Título: Valério: empréstimos de fachada
Autor:
Fonte: Jornal do Brasil, 09/12/2005, País, p. A2
O ex-superintendente do Banco Rural Carlos Roberto Godinho confirmou ontem aos integrantes da CPI dos Correios que os empréstimos concedidos às agências de publicidade de Marcos Valério Fernandes de Souza nunca foram pagos, ainda que as contas do mineiro tivessem fundo para quitar as dívidas. Em depoimento que durou cerca de quatro horas, Godinho acabou comprometendo o Banco Central (BC) que, segundo ele, realizou uma contundente fiscalização sobre as operações entre o Banco Rural e Marcos Valério. No entanto, o relatório apresentado pelo BC em Belo Horizonte não trouxe à tona as irregularidades.
- Como fiscais eles tinham condições de levantar possíveis irregularidades, mas não o fizeram - afirmou Godinho.
As suspeitas sobre o procedimento do Banco Central na investigação dos empréstimos, que alcançaram R$ 55 milhões, constam no relatório parcial da CPI. Com a confirmação de Godinho, a comissão pediu ao Ministério Público da União e ao próprio BC um levantamento sobre o caso. Os parlamentares esperam o resultado das auditorias para incorporar ao relatório final.
O relator da comissão, deputado Osmar Serraglio (PMDB-PR), ainda não vê necessidade de convocar diretores do BC para prestar esclarecimentos. Segundo o ex-superintendente, os empréstimos foram feitos para ''mascarar a entrada de recursos'' nas contas de Marcos Valério, como forma de lavagem de dinheiro. Mas ele não consegue apontar qual seria a verdadeira origem. Apenas em setembro deste ano, quando Valério já estava sob a mira de investigações, o BC determinou ao Banco Rural o provisionamento dos empréstimos.

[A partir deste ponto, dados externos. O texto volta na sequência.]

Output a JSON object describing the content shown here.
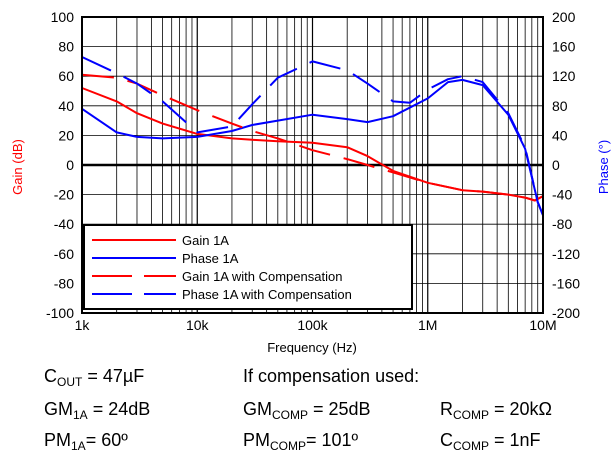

Também nesta época o BC estabeleceu o aumento do grau de risco do empréstimo. Godinho ressaltou aos integrantes da CPI que desde os primeiros recursos repassados pelo Rural às agências de Marcos Valério - R$ 29 milhões só em 2003, para a SMPB e Grafite - o banco não teve qualquer garantia de recebimento. Nem mesmo houve provisionamento do repasse, que não estava sendo liquidado nem amortizado.
Ainda segundo Godinho, a movimentação financeira das contas da empresa eram dez vezes superior ao rendimento da mesma. Ele disse que todas estas irregularidades foram detalhadas em um relatório semestral. Mas, segundo ordens superiores - que inclusive passavam pela presidente do Banco Rural, Kátia Rabelo - tais informações foram retiradas do documento, para controle interno. Godinho disse que não pode provar o que foi apagado.
- Pediremos os relatórios que Godinho fez ao Banco Rural para verificar se chegaram ao BC - disse o sub-relator Gustavo Fruet (PSDB-PR).
O ex-funcionário do Rural confirmou ainda uma tentativa de Marcos Valério de criar o ''Banco dos Trabalhadores'', instituição para realizaria empréstimos consignados a trabalhadores e, poderia servir como uma forma mais segura de realizar as movimentações financeiras para o PT. Godinho disse que chegou a participar de um encontro em São Paulo, em 2003, com representantes do BMG e da empresa NetCash. Os parlamentares consideram uma tentativa de tráfico de influência de Marcos Valério, que chegou a fazer visitas ao BC para tratar do assunto.